To further demonstrate the surreal sway of designation, I offer the direr example of ‘self-harm’, which also entered common parlance only in the past decade or two. This is mere speculation, but hardly incredible: a driving reason that the prevalence of ‘self-harm’ has soared is our incessant usage of that expression (now applied to everything from tax cuts to Brexit). The bewildering custom of purposefully mutilating one’s own body has a name, which allows us to discuss it ad nauseum, and so also to promote the sickening habit in the very process of decrying it.
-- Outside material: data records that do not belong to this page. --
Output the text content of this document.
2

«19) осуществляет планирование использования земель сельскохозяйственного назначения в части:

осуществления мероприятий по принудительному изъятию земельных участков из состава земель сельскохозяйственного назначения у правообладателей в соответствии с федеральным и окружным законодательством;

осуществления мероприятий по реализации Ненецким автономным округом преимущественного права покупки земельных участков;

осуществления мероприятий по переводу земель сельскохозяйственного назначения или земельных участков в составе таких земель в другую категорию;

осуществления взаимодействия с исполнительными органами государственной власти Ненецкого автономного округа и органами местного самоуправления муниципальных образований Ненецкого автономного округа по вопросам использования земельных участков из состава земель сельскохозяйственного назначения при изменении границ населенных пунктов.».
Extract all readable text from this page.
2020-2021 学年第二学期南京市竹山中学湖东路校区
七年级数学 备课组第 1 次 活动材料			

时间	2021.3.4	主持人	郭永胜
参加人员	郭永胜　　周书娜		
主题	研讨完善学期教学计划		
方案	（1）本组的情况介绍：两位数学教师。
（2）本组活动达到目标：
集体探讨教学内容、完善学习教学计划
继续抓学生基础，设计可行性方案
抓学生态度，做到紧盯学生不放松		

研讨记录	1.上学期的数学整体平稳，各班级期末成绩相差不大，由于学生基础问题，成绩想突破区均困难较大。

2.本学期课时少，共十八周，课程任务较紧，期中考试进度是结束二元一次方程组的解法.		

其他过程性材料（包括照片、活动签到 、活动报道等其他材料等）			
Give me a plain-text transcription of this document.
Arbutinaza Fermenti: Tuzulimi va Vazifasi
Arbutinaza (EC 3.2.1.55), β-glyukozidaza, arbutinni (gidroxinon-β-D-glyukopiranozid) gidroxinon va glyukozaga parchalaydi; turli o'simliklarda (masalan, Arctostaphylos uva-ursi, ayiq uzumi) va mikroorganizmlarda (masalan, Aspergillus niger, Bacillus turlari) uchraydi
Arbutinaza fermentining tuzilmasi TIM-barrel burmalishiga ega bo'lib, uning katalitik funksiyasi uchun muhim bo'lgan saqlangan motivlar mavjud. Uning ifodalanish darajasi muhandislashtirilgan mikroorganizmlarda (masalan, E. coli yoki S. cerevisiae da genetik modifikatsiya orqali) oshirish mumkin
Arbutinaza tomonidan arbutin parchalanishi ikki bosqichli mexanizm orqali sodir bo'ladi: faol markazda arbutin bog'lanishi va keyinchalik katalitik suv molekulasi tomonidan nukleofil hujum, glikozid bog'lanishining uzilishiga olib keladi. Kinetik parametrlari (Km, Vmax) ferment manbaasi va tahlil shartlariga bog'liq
By naming the perverse practice, we gave it life — because for such a contagion to spread even on social media you have to call it something first. Maybe the moral of this story is be careful what you christen.
Just in case the semantic enticement to overreaction of triggering and the incentivising prospect of evading exams weren’t enough to magic all our kids into gibbering train wrecks: diagnoses of ‘anxiety’ will now merit the award of blue badges for disabled parking. After all, these days spaces reserved for the well-adjusted would remain eternally available.